Education Change Management
Strategy #1 for Building Organizational Leadership Capacity to Support Change
The first suggested strategy for building organizational leadership capacity to support organizational change is to appoint supervisors to receive advanced training in the areas of proposed change to enable them to facilitate effective change within their respective working units or groups. This particular strategy is helpful because unit supervisors can foresee potential difficulties and task-specific challenges potentially associated with change that are unique to or especially relevant to the responsibilities of their subordinates and their teams (MacDonald, 2007).
More specifically, the organizational layout of this strategy would consist of identifying the appropriate individuals within different operational components of the organization to ensure that every distinct working group receives the benefit of leadership from supervisors with intimate knowledge and understanding of the responsibilities of the group. Meanwhile, the informal elements of this approach might include impromptu solicitation of questions, concerns, and potential problems that individual employees might anticipate in connection with the proposed changes. Ideally, individual employees should be encouraged by supervisors to voice any questions or concerns so that supervisors can provide guidance as well as bring potential issues to the attention of management, such as where specialists recognize specific potential conflicts that might escape the attention of others outside of the working group.
One possible challenge in implementing this particular approach is that it presumes the pre-existence of a good, functional, and communicative relationship between supervisors and their subordinates. While it might be easily and effectively implemented in some groups, it could present difficulties in other groups in which there are strained relationships or trust issues between subordinates and their supervisors.
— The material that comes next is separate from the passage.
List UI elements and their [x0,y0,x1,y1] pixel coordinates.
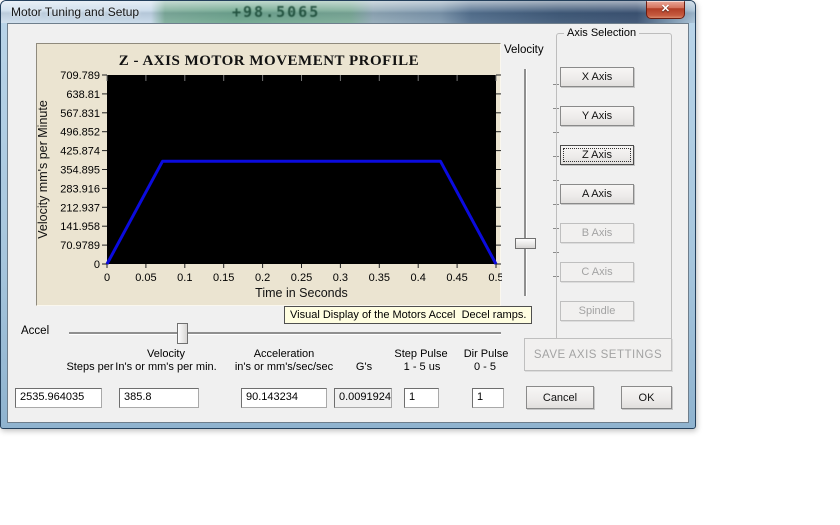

Strategy #2 for Building Organizational Leadership Capacity to Support Change
The second suggested strategy for building organizational leadership capacity to support organizational change is for management to schedule presentations well in advance of the implementation of the proposed changes designed to raise awareness about mental models and mindsets, particularly in relation to areas pertaining to the anticipated changes. This particular strategy is helpful because mental models and mindsets typically present barriers to effective change implementation by virtue of their tacit or unconscious nature and the degree to which they are responsible for biases and expectations that may conflict with the proposed changes (Duffy, 2009).